Weary and mudstained, they walked at last between the opened glass doors and across the immaculate grey carpet. The manager was fixing a light bulb into a socket above the reception counter, and Edgar’s companion pulled at his coat-tails to let him know that he had customers.
He got down. ‘What can I do for you?’
‘I’d like a single room, with bath,’ said Edgar, ‘in a quiet situation and facing south.’
‘We’d like a double room, with bath, on as high a floor as possible,’ said his female porter, ‘so that we can have a good view of the fighting in the morning.’
‘We’re hoping it will be over by then,’ the manager smiled.
‘I’d like a single room,’ Edgar insisted. ‘I’m very tired.’
‘Sign here,’ said the manager.
His companion wrote her name in the book, and the manager told two young men to bring their luggage in. Another young man motioned them into a lift, and pressed a button: ‘We’re going to room 404. It’s a suite really, but we don’t have such distinguished guests as you every day.’
Edgar, trying to avoid the open and all-devouring gaze of his companion, wanted to know the price of it, having forgotten to ask the manager.
‘404,’ said the young man, grinning at the amorous boat-lady as she fondled her lover.
‘Not the number of the room,’ he said irritably, trying to push her away. ‘The price.’
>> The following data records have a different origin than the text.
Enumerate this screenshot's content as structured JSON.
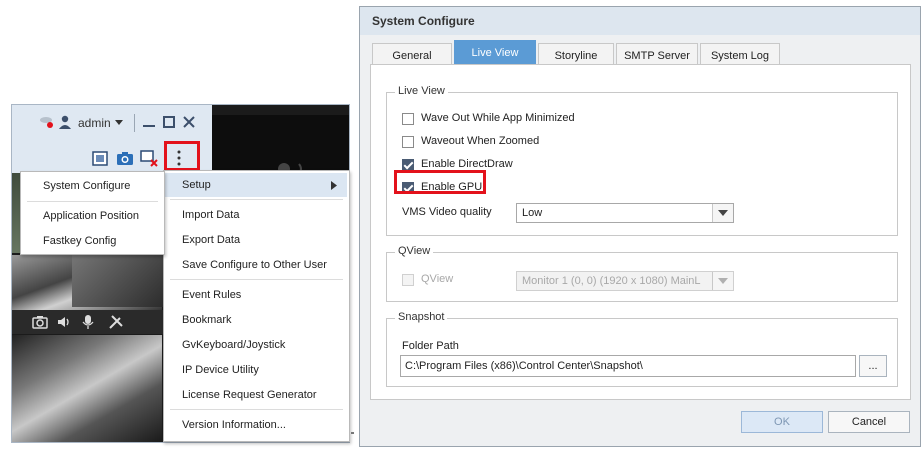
{
  "left": {
    "user_name": "admin",
    "setup_menu": {
      "items": [
        "Setup",
        "Import Data",
        "Export Data",
        "Save Configure to Other User",
        "Event Rules",
        "Bookmark",
        "GvKeyboard/Joystick",
        "IP Device Utility",
        "License Request Generator",
        "Version Information..."
      ]
    },
    "submenu": {
      "items": [
        "System Configure",
        "Application Position",
        "Fastkey Config"
      ]
    },
    "icons": {
      "user_status": "user-offline-icon",
      "user": "user-icon",
      "dropdown": "caret-down-icon",
      "minimize": "minimize-icon",
      "maximize": "maximize-icon",
      "close": "close-icon",
      "layout": "layout-icon",
      "snapshot": "camera-icon",
      "disconnect": "disconnect-icon",
      "more": "more-vertical-icon",
      "submenu_arrow": "chevron-right-icon"
    }
  },
  "dialog": {
    "title": "System Configure",
    "tabs": [
      {
        "label": "General",
        "active": false
      },
      {
        "label": "Live View",
        "active": true
      },
      {
        "label": "Storyline",
        "active": false
      },
      {
        "label": "SMTP Server",
        "active": false
      },
      {
        "label": "System Log",
        "active": false
      }
    ],
    "live_view": {
      "group_label": "Live View",
      "options": [
        {
          "label": "Wave Out While App Minimized",
          "checked": false
        },
        {
          "label": "Waveout When Zoomed",
          "checked": false
        },
        {
          "label": "Enable DirectDraw",
          "checked": true
        },
        {
          "label": "Enable GPU",
          "checked": true
        }
      ],
      "quality_label": "VMS Video quality",
      "quality_value": "Low"
    },
    "qview": {
      "group_label": "QView",
      "option_label": "QView",
      "option_checked": false,
      "monitor_value": "Monitor 1    (0, 0) (1920 x 1080) MainL"
    },
    "snapshot": {
      "group_label": "Snapshot",
      "folder_label": "Folder Path",
      "folder_value": "C:\\Program Files (x86)\\Control Center\\Snapshot\\",
      "browse_label": "..."
    },
    "ok_label": "OK",
    "cancel_label": "Cancel"
  },
  "colors": {
    "highlight": "#e3111b",
    "active_tab": "#5b9bd5",
    "menu_hover": "#dbe6f2"
  }
}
‘404,’ the young man repeated. ‘In this hotel the number of the room is also the price. The higher you go, the better the room, the bigger the price. It avoids misunderstanding. How many weeks will you be staying?’
‘Overnight,’ he said, ‘or perhaps two’ — feeling his hand squeezed, and appalled at the expense of the accommodation.
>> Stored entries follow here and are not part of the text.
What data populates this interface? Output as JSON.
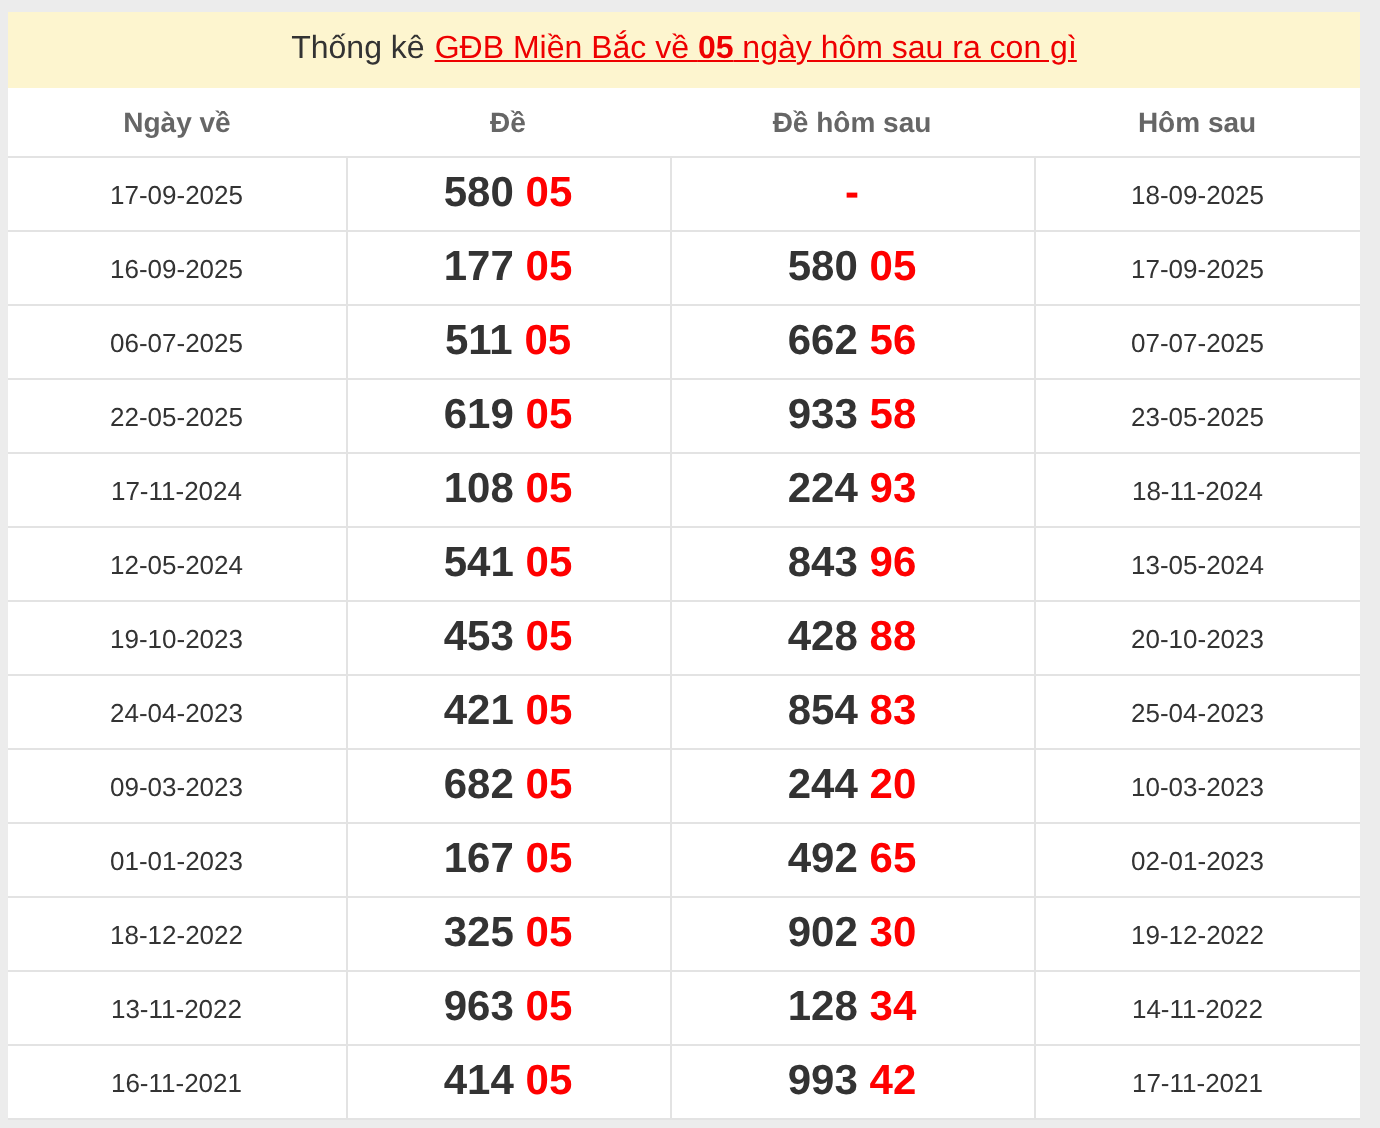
{
  "title": {
    "prefix": "Thống kê",
    "link": "GĐB Miền Bắc về **05** ngày hôm sau ra con gì"
  },
  "columns": [
    "Ngày về",
    "Đề",
    "Đề hôm sau",
    "Hôm sau"
  ],
  "rows": [
    {
      "date": "17-09-2025",
      "de": {
        "head": "580",
        "tail": "05"
      },
      "next": {
        "tail": "-"
      },
      "next_date": "18-09-2025"
    },
    {
      "date": "16-09-2025",
      "de": {
        "head": "177",
        "tail": "05"
      },
      "next": {
        "head": "580",
        "tail": "05"
      },
      "next_date": "17-09-2025"
    },
    {
      "date": "06-07-2025",
      "de": {
        "head": "511",
        "tail": "05"
      },
      "next": {
        "head": "662",
        "tail": "56"
      },
      "next_date": "07-07-2025"
    },
    {
      "date": "22-05-2025",
      "de": {
        "head": "619",
        "tail": "05"
      },
      "next": {
        "head": "933",
        "tail": "58"
      },
      "next_date": "23-05-2025"
    },
    {
      "date": "17-11-2024",
      "de": {
        "head": "108",
        "tail": "05"
      },
      "next": {
        "head": "224",
        "tail": "93"
      },
      "next_date": "18-11-2024"
    },
    {
      "date": "12-05-2024",
      "de": {
        "head": "541",
        "tail": "05"
      },
      "next": {
        "head": "843",
        "tail": "96"
      },
      "next_date": "13-05-2024"
    },
    {
      "date": "19-10-2023",
      "de": {
        "head": "453",
        "tail": "05"
      },
      "next": {
        "head": "428",
        "tail": "88"
      },
      "next_date": "20-10-2023"
    },
    {
      "date": "24-04-2023",
      "de": {
        "head": "421",
        "tail": "05"
      },
      "next": {
        "head": "854",
        "tail": "83"
      },
      "next_date": "25-04-2023"
    },
    {
      "date": "09-03-2023",
      "de": {
        "head": "682",
        "tail": "05"
      },
      "next": {
        "head": "244",
        "tail": "20"
      },
      "next_date": "10-03-2023"
    },
    {
      "date": "01-01-2023",
      "de": {
        "head": "167",
        "tail": "05"
      },
      "next": {
        "head": "492",
        "tail": "65"
      },
      "next_date": "02-01-2023"
    },
    {
      "date": "18-12-2022",
      "de": {
        "head": "325",
        "tail": "05"
      },
      "next": {
        "head": "902",
        "tail": "30"
      },
      "next_date": "19-12-2022"
    },
    {
      "date": "13-11-2022",
      "de": {
        "head": "963",
        "tail": "05"
      },
      "next": {
        "head": "128",
        "tail": "34"
      },
      "next_date": "14-11-2022"
    },
    {
      "date": "16-11-2021",
      "de": {
        "head": "414",
        "tail": "05"
      },
      "next": {
        "head": "993",
        "tail": "42"
      },
      "next_date": "17-11-2021"
    }
  ]
}
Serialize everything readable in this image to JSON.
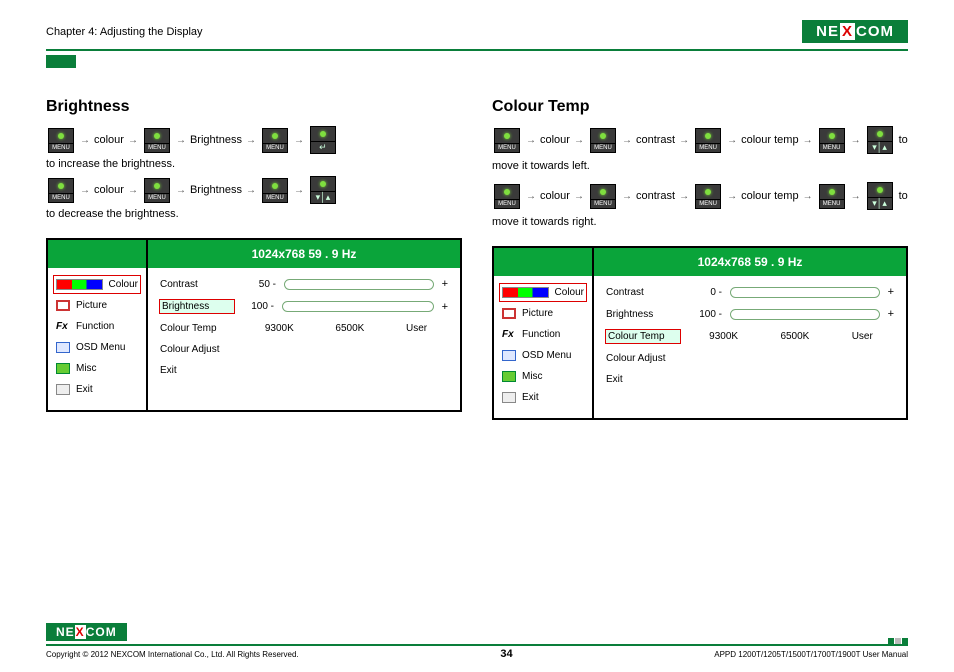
{
  "header": {
    "chapter": "Chapter 4: Adjusting the Display",
    "logo_a": "NE",
    "logo_x": "X",
    "logo_b": "COM"
  },
  "left": {
    "title": "Brightness",
    "steps": [
      {
        "t1": "colour",
        "t2": "Brightness",
        "tail": "to increase the brightness.",
        "last": "▲"
      },
      {
        "t1": "colour",
        "t2": "Brightness",
        "tail": "to decrease the brightness.",
        "last": "▾|▴"
      }
    ],
    "osd": {
      "res": "1024x768  59  . 9 Hz",
      "side": [
        {
          "label": "Colour",
          "sel": true,
          "ico": "col"
        },
        {
          "label": "Picture",
          "ico": "pic"
        },
        {
          "label": "Function",
          "ico": "fn",
          "fx": "Fx"
        },
        {
          "label": "OSD Menu",
          "ico": "osdm"
        },
        {
          "label": "Misc",
          "ico": "misc"
        },
        {
          "label": "Exit",
          "ico": "exit"
        }
      ],
      "rows": {
        "contrast_l": "Contrast",
        "contrast_v": "50 -",
        "contrast_fill": 50,
        "bright_l": "Brightness",
        "bright_v": "100 -",
        "bright_fill": 100,
        "bright_sel": true,
        "ct_l": "Colour Temp",
        "ct_o1": "9300K",
        "ct_o2": "6500K",
        "ct_o3": "User",
        "ca_l": "Colour Adjust",
        "ex_l": "Exit"
      }
    }
  },
  "right": {
    "title": "Colour Temp",
    "steps": [
      {
        "t1": "colour",
        "t2": "contrast",
        "t3": "colour temp",
        "tail": "to",
        "wrap": "move it towards left.",
        "last": "▾|▴"
      },
      {
        "t1": "colour",
        "t2": "contrast",
        "t3": "colour temp",
        "tail": "to",
        "wrap": "move it towards right.",
        "last": "▾|▴"
      }
    ],
    "osd": {
      "res": "1024x768  59  . 9 Hz",
      "side": [
        {
          "label": "Colour",
          "sel": true,
          "ico": "col"
        },
        {
          "label": "Picture",
          "ico": "pic"
        },
        {
          "label": "Function",
          "ico": "fn",
          "fx": "Fx"
        },
        {
          "label": "OSD Menu",
          "ico": "osdm"
        },
        {
          "label": "Misc",
          "ico": "misc"
        },
        {
          "label": "Exit",
          "ico": "exit"
        }
      ],
      "rows": {
        "contrast_l": "Contrast",
        "contrast_v": "0 -",
        "contrast_fill": 0,
        "bright_l": "Brightness",
        "bright_v": "100 -",
        "bright_fill": 100,
        "ct_l": "Colour Temp",
        "ct_o1": "9300K",
        "ct_o2": "6500K",
        "ct_o3": "User",
        "ct_sel": true,
        "ca_l": "Colour Adjust",
        "ex_l": "Exit"
      }
    }
  },
  "footer": {
    "copy": "Copyright © 2012 NEXCOM International Co., Ltd. All Rights Reserved.",
    "page": "34",
    "manual": "APPD 1200T/1205T/1500T/1700T/1900T User Manual"
  },
  "ui": {
    "menu": "MENU",
    "arrow": "→",
    "plus": "+",
    "minus": "-"
  }
}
‘Is that all?’ said the youth in a hostile manner. He thrust the key into Edgar’s hand when the lift stopped, and pointed up the corridor: ‘You can find your own room, if that’s the case.’
Chapter 16
Adam, unsteady though unshaken, stood on a table reciting his ‘Ode to Nihilon’ (composed an hour before) to a silent admiring audience, more numerous than had ever crowded around him so far in his life. The policeman had commanded everyone in the café to be silent, and the proprietor, fully aware of the honour that was being done to his establishment, dimmed all lights except the bright one placed by the poet’s elbow, under which isolating glare Adam had penned his immortal lines.
The policeman stood with cap in hand and lowered head, and the proprietor refused to serve any drinks while the writing or reciting was taking place. A young drunken peasant who began to laugh and shout had to be thrown out by the more understanding and cultured customers. For some minutes afterwards he rampaged around the building, banging on doors and windows, and demanding to be let back in, though he eventually got tired, and either fell asleep or went away. The disturbance hardly penetrated Adam’s inspired state, and a hundred lines of verse came out of him almost as quickly as the Nihilitz had been previously poured in.
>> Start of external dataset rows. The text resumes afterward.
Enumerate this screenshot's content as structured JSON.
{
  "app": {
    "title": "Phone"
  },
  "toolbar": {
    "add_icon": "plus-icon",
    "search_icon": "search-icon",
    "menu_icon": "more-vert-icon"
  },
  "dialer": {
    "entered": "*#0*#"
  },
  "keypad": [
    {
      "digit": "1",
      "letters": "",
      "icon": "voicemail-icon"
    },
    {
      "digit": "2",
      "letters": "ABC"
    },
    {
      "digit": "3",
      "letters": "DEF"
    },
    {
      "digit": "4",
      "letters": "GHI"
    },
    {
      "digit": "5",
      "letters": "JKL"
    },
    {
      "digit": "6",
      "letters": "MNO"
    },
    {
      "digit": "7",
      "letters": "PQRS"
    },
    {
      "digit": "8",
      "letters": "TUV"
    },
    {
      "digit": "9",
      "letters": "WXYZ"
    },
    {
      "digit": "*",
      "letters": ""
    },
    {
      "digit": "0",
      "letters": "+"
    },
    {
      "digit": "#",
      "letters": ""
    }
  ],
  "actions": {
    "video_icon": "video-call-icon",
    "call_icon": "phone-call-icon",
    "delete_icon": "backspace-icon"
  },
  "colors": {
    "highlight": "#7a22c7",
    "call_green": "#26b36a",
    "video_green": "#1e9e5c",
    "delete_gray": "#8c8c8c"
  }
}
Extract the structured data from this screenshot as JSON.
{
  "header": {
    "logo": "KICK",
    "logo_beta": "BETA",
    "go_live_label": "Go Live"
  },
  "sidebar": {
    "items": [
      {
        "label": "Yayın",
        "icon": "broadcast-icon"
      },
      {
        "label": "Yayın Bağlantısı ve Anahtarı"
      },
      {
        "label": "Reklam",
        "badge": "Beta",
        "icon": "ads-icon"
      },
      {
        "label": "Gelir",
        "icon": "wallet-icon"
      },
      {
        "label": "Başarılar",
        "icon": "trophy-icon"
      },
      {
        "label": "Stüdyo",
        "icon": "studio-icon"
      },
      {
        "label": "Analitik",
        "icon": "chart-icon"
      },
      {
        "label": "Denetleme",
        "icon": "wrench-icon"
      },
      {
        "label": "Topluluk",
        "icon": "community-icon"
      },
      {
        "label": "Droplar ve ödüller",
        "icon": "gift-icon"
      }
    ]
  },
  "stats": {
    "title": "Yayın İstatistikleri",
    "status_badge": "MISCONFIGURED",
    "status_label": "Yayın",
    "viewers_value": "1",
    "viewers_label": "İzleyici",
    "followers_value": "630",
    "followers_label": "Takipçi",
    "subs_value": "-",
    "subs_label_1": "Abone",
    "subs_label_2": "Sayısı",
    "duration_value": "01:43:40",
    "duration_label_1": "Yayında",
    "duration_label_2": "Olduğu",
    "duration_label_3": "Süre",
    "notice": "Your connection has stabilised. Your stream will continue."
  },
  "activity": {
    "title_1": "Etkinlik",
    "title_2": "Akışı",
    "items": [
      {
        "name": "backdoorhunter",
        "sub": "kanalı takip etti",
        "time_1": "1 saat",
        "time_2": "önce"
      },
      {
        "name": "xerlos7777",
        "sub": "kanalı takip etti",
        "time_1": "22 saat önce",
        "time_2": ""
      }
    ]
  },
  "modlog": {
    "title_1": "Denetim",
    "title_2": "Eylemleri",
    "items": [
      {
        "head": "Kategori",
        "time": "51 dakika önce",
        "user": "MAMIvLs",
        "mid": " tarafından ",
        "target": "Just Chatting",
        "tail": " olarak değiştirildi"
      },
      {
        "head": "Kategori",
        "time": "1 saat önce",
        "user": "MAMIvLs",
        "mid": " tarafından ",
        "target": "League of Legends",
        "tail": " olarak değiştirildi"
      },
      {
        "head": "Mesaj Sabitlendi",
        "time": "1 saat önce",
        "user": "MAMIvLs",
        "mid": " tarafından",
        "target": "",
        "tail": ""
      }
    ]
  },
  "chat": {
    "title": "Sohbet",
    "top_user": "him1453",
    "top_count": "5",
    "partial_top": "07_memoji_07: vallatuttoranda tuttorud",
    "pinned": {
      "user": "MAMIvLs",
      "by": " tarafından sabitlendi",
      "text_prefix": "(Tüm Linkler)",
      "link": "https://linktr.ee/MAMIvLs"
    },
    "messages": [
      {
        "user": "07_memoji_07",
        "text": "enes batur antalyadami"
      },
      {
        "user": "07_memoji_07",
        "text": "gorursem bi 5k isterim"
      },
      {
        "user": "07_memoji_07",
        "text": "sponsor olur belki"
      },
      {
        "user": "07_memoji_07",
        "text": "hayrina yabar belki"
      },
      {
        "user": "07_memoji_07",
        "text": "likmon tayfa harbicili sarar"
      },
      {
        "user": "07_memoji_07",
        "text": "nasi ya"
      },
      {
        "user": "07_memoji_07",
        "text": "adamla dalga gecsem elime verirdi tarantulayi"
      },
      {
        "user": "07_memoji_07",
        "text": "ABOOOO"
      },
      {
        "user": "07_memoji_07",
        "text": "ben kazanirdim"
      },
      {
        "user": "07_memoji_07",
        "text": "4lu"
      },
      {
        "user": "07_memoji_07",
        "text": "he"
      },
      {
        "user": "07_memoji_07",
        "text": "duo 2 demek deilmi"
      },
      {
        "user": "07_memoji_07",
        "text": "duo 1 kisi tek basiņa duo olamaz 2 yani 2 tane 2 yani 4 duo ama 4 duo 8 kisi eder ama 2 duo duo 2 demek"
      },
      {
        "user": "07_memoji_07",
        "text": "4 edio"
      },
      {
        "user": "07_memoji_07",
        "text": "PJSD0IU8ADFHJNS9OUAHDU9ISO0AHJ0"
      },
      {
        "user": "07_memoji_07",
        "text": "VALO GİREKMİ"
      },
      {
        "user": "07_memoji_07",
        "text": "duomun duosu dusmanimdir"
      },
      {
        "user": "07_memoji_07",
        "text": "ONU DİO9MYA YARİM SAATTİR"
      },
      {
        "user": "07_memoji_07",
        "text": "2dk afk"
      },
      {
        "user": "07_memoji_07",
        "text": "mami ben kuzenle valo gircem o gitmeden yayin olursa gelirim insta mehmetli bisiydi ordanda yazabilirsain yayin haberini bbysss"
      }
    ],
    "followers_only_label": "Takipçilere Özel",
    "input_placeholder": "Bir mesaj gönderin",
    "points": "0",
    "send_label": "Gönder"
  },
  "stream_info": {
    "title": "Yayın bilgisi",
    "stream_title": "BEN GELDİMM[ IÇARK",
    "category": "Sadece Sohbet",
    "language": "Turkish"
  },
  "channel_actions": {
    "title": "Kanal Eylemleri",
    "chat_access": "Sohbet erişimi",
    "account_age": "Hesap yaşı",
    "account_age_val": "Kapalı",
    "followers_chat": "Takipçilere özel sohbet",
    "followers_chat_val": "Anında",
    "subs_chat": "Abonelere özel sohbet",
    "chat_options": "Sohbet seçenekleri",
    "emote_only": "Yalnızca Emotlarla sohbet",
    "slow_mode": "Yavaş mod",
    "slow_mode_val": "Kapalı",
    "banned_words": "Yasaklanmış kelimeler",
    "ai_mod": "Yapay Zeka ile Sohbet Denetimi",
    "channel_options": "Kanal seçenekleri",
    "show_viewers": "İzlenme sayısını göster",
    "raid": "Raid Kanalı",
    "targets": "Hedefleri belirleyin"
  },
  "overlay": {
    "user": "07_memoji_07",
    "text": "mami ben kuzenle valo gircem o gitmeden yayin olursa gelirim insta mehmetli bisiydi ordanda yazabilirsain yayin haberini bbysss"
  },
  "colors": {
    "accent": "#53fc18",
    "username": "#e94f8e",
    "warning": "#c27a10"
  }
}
The floor shook at the end of each short section, his audience shouting approval at every noisy word, and when he stopped, having come to an abrupt end, he leapt from the table and buckled both legs under him, without, however, being hurt, for he sprang to his feet and held on to the bar-rail behind.
‘That was magnificent,’ said the proprietor, drying tears on his white apron. ‘I can’t tell you how grateful I am that someone of your talent should bless my humble place with such a performance. Please recite some more. We’d like a few hundred lines about the greatness of Nihilon, and the savage barbarity of those Cronacian wolf-bandits.’
‘We’d all like to hear that,’ said the policeman.